The judge determined that the plaintiffs’ fraud claims failed “for a lack of specificity.” The judge noted “[u]nder California law, ”fraud’ means an intentional misrepresentation, deceit, or concealment of a material fact known to the defendant with the intention on the part of the defendant of thereby depriving a person of property or legal rights or otherwise causing injury'” and “[p]laintiffs were told in order to survive a … motion to dismiss, [p]laintiffs must include ‘specificity, namely names, dates, [and] places, to their allegations.'” The judge pointed out, “[a]lthough [p]laintiffs have provided details concerning the who, what where, when, and how … [p]laintiffs still have not provided any detailed allegations that [p]laintiffs’ foreclosures ‘were due to a justifiable reliance on a misrepresentation and not due to [p]laintiff’s failures to pay their mortgage.'”

The judge also dismissed plaintiffs’ claims under the California’s debt collection laws; “Plaintiffs were told that in order to survive a … motion to dismiss, Plaintiffs must either demonstrate that the Defendants broke the law, or provide enough facts, pled with particularity, so as to meet the heightened standard of [federal law] … however … Plaintiffs cannot be said to have experienced any injury in fact, simply from not receiving loan modifications that the Plaintiffs wanted, but were never entitled to.”

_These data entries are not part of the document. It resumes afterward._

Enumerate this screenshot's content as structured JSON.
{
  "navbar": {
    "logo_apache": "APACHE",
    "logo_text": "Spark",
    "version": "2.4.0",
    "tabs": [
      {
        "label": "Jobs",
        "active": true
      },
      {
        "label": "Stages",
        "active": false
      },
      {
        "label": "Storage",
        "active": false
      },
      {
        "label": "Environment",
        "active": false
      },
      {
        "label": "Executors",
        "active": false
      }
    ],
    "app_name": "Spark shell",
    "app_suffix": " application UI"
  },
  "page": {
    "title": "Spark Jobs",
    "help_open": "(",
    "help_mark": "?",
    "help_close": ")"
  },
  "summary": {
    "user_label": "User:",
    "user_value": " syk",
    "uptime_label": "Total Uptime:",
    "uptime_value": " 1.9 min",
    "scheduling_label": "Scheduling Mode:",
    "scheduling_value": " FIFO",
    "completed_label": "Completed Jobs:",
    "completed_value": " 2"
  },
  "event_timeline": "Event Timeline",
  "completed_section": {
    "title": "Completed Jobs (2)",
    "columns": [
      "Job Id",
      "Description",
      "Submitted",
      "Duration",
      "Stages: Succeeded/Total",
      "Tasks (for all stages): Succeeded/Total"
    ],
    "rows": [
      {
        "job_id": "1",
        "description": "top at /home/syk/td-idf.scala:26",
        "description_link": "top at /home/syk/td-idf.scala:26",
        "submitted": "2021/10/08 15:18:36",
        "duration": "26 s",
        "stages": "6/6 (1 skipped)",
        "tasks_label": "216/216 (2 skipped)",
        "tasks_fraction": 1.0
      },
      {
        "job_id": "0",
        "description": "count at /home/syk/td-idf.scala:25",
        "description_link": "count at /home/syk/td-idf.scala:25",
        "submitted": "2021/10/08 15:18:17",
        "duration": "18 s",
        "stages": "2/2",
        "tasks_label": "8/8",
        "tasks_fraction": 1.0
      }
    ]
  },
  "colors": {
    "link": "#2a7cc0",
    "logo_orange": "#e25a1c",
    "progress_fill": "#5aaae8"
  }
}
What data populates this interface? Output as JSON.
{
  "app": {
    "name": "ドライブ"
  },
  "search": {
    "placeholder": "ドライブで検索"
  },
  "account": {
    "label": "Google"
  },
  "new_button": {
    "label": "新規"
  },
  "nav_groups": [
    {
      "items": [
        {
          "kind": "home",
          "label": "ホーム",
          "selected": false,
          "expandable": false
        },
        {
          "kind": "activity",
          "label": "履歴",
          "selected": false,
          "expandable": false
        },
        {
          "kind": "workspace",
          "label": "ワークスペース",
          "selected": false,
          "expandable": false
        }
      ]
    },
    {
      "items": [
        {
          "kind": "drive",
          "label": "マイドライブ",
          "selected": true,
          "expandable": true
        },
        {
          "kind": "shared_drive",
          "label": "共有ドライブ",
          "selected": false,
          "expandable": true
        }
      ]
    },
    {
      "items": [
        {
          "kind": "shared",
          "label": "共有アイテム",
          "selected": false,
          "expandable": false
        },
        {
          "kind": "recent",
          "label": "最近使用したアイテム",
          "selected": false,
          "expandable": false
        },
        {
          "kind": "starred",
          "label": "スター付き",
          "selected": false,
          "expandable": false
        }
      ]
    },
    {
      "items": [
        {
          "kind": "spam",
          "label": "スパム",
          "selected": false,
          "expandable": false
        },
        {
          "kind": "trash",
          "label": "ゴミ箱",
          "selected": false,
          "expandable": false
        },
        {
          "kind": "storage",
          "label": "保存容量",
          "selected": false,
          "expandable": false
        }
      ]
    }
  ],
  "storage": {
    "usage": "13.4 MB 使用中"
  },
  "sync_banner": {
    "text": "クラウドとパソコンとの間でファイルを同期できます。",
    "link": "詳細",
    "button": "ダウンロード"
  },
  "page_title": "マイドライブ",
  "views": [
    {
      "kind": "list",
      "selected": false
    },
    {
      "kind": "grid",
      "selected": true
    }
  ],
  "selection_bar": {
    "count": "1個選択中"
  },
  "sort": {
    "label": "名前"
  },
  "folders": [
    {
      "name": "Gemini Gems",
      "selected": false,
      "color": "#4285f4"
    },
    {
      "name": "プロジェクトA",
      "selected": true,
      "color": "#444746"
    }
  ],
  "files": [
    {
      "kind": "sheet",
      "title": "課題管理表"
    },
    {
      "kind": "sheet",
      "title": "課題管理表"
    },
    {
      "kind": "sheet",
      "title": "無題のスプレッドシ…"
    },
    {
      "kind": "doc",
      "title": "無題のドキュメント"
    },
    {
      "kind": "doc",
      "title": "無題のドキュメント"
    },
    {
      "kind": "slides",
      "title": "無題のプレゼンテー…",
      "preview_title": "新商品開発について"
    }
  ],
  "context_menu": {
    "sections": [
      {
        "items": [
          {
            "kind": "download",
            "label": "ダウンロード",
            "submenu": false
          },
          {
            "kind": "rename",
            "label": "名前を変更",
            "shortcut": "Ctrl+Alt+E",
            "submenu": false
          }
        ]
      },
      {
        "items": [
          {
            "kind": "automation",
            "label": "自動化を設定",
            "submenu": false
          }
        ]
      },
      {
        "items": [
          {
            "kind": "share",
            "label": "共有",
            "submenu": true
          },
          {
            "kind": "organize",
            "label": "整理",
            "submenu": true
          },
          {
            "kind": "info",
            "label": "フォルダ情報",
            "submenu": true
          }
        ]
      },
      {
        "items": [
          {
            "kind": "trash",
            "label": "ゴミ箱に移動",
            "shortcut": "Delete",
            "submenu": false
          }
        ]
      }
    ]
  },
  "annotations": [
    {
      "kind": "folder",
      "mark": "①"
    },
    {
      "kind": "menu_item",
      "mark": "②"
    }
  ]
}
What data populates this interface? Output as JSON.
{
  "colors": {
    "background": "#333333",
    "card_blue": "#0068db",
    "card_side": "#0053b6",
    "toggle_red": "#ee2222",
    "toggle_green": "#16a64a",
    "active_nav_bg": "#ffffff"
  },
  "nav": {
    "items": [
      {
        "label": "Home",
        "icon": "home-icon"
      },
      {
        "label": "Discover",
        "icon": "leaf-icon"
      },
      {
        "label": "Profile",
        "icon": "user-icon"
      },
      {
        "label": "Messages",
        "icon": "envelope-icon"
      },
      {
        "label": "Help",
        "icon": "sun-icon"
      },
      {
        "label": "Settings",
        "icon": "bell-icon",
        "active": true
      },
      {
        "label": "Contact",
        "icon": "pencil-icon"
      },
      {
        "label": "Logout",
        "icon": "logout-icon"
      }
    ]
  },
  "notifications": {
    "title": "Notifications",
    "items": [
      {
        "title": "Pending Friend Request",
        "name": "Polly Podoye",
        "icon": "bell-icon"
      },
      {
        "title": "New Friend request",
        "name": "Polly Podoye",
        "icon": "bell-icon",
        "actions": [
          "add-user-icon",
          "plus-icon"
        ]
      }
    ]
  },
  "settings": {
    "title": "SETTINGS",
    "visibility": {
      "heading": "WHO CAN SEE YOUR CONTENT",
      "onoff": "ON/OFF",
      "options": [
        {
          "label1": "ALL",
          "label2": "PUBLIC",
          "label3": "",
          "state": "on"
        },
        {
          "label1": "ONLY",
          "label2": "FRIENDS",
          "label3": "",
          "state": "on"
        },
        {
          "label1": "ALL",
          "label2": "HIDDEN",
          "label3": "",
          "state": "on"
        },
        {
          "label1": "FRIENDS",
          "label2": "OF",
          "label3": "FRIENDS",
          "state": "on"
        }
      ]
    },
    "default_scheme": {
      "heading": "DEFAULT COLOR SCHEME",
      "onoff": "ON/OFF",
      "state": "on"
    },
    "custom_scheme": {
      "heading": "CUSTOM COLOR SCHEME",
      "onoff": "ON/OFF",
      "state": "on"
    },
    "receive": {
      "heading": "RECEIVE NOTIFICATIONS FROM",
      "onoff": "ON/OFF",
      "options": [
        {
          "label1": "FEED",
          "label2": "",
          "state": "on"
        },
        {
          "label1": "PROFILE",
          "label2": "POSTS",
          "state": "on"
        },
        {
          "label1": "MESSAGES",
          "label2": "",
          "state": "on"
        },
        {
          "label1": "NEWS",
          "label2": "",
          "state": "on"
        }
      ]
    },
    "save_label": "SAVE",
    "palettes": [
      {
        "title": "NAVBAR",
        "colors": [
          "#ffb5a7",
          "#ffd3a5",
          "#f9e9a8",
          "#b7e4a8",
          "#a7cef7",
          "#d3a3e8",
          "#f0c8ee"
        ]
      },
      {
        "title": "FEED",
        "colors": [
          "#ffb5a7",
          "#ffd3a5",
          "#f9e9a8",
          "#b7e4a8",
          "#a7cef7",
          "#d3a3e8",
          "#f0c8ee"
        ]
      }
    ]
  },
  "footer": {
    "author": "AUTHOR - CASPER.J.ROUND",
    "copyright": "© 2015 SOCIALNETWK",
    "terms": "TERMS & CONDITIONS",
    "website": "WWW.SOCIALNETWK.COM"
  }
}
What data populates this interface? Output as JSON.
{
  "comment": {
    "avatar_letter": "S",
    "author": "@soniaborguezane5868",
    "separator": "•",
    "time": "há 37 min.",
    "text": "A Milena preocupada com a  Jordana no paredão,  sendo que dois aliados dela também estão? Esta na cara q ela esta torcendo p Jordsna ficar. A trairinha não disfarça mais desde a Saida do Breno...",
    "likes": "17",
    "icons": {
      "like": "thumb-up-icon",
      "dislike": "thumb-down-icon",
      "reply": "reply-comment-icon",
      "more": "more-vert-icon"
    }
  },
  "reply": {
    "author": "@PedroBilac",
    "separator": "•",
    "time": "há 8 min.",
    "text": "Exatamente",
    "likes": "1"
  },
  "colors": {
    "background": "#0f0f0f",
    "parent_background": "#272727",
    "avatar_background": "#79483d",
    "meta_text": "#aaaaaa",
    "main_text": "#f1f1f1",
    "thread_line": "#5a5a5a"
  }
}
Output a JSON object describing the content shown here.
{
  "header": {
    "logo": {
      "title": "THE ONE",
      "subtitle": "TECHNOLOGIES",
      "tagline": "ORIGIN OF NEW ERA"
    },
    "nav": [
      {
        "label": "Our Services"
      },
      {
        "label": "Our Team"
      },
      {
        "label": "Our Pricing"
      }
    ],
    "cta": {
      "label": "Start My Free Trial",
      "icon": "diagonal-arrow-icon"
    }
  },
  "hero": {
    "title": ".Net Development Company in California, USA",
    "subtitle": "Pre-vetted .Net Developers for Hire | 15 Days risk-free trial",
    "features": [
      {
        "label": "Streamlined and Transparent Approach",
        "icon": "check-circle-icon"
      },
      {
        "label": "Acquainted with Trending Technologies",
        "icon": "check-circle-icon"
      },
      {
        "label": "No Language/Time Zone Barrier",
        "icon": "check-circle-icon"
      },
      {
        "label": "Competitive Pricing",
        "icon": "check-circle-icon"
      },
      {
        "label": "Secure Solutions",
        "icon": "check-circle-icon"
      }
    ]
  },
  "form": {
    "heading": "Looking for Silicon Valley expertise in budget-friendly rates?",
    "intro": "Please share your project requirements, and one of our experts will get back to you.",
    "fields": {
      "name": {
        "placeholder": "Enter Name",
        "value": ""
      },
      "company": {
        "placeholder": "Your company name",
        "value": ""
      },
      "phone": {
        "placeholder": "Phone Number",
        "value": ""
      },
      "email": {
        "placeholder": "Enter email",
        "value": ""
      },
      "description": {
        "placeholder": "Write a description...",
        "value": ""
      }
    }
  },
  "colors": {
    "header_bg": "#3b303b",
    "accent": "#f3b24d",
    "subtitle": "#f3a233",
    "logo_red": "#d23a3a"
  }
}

The judge also dismissed the plaintiffs’ final claims brought under the California’s unfair competition laws: “In the Courts previous ruling, Plaintiffs were told that in order to survive a … motion to dismiss, Plaintiffs must demonstrate that servicer Defendants were ‘debt collector[s]’ … that were engaged in the process of ‘collecting a debt.'” The judge used one plaintiff’s allegations to demonstrate that the plaintiffs “again fail[ed] to plead facts adequately.”

The judge pointed out that a particular plaintiff, Ot Bonsynat, “asserts that ‘each and every time he contacted [defendant] OneWest by telephone, he was first greeted by a recorded message that informed him the [sic] OneWest was [sic] debt collector, collecting a debt and that any information provided by Plaintiff, would be used for that purpose,'” and “Plaintiff also claims that ‘OneWest was assigned Plaintiff’s mortgage upon purchasing the assets of IndyMac Bank from the FDIC in March 2009 … [and] that his mortgage loan was in default prior to OneWest being assigned the servicing rights to his mortgage loan.”

But the judge also pointed out that “Bonsynat claims that the Notice of Default was issued on December 10, 209, which of course is after March 2009” and “Bonsynat does not provide facts to demonstrate that default occurred prior as to distinguish it from a mere mortgage service company – which of course would also not fall under the … definition of a debt collector”(emphasis in original).

The plaintiffs are represented by Khinh V. Yam of Khinh V. Yam Law Offices and Todd S. Dion of the Law Office of Todd S. Dion.

The Bank of America, JP Morgan Chase Loan Modification Class Action Lawsuit is Tom Casault, et. al. v. Federal National Mortgage Association, et. al., Case No. 2:11-cv-10520, in the U.S. District Court for the Central District of California.